The customized, two-tube duplex/triplex RPA assay, referred to as Dx4STH-1 (duplex, for detecting A. lumbricoides and T. trichiura) and Dx4STH-2 (triplex, for A. duodenale–N. americanus–IC), contains a lyophilized pellet with all the proteins, dNTPs and oligonucleotides needed to run an RPA reaction. For testing, 2 μL of template DNA was added into 23 μL water and 25 μL supplied rehydration buffer with MgAc, and then aliquoted into each reaction tube containing the customized RPA pellet. RPA reactions were monitored in real-time using fluorescent detection as described above.

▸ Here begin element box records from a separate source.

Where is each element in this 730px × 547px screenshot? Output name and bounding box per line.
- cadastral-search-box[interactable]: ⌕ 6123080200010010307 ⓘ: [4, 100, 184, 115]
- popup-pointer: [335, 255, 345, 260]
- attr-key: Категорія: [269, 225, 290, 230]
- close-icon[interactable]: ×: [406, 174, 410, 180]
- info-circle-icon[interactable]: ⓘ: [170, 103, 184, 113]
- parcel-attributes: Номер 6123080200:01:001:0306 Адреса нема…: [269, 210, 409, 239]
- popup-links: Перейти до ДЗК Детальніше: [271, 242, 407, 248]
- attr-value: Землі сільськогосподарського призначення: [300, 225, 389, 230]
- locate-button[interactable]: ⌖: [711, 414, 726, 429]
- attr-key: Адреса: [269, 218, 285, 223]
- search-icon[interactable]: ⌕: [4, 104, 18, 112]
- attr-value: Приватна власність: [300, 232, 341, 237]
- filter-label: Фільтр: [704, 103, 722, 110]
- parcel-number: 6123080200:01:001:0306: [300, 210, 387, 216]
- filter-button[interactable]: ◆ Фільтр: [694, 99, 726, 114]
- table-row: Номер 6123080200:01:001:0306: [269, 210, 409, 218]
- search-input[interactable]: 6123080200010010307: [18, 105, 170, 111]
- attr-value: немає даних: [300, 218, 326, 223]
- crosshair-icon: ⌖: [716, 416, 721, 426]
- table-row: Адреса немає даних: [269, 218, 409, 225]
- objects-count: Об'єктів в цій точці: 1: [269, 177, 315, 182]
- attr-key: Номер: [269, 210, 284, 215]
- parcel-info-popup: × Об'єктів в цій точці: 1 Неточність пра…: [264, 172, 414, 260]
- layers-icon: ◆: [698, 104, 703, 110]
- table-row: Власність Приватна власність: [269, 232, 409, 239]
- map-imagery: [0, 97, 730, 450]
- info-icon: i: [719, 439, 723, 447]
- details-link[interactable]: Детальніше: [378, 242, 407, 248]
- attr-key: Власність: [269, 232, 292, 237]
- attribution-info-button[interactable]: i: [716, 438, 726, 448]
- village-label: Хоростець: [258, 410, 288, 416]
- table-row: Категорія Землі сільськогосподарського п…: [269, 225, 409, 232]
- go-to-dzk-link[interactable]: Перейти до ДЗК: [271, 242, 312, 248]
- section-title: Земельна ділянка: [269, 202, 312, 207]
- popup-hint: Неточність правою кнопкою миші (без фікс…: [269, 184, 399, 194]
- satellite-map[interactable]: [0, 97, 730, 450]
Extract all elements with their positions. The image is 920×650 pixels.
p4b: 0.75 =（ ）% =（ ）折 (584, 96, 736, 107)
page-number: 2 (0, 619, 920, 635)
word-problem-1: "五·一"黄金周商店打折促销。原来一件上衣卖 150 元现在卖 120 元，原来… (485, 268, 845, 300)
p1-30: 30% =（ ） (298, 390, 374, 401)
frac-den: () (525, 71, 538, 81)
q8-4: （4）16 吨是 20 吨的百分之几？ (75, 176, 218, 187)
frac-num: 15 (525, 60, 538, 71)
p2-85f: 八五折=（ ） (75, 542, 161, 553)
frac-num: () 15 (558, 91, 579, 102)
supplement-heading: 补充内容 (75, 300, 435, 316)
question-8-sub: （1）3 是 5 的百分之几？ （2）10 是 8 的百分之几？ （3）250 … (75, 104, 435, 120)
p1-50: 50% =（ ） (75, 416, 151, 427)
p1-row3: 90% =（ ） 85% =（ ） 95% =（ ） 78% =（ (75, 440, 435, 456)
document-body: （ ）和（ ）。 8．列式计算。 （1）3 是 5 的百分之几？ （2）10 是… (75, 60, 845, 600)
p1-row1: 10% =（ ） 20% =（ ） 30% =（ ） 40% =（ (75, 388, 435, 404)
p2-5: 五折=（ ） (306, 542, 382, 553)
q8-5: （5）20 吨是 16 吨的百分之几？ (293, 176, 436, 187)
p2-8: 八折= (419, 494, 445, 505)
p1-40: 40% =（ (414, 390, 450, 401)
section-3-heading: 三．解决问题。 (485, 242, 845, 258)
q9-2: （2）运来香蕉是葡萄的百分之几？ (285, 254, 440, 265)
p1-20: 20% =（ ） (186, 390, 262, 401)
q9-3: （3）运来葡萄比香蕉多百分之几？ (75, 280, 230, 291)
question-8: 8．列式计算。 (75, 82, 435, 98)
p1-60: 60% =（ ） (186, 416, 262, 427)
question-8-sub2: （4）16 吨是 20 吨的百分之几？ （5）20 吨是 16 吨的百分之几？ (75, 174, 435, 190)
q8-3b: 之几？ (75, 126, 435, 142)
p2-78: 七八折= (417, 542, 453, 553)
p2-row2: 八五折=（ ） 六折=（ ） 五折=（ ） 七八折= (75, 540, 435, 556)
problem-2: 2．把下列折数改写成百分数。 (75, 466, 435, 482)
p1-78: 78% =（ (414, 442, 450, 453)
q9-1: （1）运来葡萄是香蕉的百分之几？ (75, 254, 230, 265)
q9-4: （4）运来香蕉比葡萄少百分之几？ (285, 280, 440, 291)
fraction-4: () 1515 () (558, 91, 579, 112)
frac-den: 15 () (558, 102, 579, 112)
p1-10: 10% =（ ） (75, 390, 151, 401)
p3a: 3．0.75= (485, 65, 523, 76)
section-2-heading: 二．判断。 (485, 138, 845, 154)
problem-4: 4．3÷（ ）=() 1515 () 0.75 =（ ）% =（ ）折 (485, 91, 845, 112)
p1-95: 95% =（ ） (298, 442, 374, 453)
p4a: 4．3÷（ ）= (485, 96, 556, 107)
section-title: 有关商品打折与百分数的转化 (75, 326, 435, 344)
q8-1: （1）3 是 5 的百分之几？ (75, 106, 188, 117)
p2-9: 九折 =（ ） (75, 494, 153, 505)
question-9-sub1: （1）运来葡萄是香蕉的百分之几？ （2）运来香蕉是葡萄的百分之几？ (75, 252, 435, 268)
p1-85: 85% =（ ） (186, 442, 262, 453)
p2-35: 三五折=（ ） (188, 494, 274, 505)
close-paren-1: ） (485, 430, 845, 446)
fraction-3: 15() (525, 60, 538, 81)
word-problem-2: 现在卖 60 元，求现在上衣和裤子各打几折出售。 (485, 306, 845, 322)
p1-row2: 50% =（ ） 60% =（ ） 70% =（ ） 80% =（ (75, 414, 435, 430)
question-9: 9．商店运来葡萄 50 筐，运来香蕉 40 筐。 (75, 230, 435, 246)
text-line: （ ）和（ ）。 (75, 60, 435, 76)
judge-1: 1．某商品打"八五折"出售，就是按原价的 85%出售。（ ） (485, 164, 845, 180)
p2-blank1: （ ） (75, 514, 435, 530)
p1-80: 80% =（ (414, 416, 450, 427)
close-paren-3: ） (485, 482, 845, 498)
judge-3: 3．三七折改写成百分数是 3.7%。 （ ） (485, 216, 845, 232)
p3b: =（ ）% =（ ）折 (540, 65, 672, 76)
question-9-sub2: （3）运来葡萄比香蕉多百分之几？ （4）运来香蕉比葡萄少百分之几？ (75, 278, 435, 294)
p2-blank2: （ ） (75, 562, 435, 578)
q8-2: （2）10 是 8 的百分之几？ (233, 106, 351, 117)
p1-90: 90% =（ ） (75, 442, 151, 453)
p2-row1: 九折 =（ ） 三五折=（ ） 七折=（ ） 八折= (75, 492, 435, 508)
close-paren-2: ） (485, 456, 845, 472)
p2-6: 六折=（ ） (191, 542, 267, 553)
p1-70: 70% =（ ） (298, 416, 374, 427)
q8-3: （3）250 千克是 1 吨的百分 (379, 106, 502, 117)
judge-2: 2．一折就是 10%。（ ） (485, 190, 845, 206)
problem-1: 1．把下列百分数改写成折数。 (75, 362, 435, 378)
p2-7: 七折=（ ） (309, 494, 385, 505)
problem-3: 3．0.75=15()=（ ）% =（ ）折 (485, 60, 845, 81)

RPA assays were tested using DNA extracts from STH-positive stools and using genomic DNA from NTEPs at 1 ng per reaction to test their specificity. The analytical sensitivity/ limit of detection of each assay was assessed using four plasmid DNA (pAl, pTt, pAd and pNa), each harboring the target DNA region at levels ranging from 5 to 1000 target copies per reaction in 10 or 20 replicate reactions per level. The limit of detection was determined using probit analysis.

Raw fluorescence data from RPA assays were exported into Excel for analysis. Threshold time (T_t), which represents the time in minutes at which the fluorescence signal crosses the fluorescence threshold (F_t) and is therefore analogous to threshold cycle in real-time PCR, was manually determined from each positive amplification. F_t for each probe was defined as the maximum fluorescence signal (from time 0 to 15 minutes) in a NC reaction + zSD, where NC is the negative control, z is an arbitrary value set between 10 and 100, and SD is the standard deviation of the mean fluorescence signal for each probe. A sample was positive if the fluorescence generated within a reaction was significantly above the background fluorescence and crossed F_t.

To correlate amplification time with target concentration, RPA was run using plasmid DNA standards, after which T_t was determined and then plotted against plasmid concentration to construct a standard curve. The procedure was conducted four times to establish reproducibility of results, creating 12 sample data points per concentration.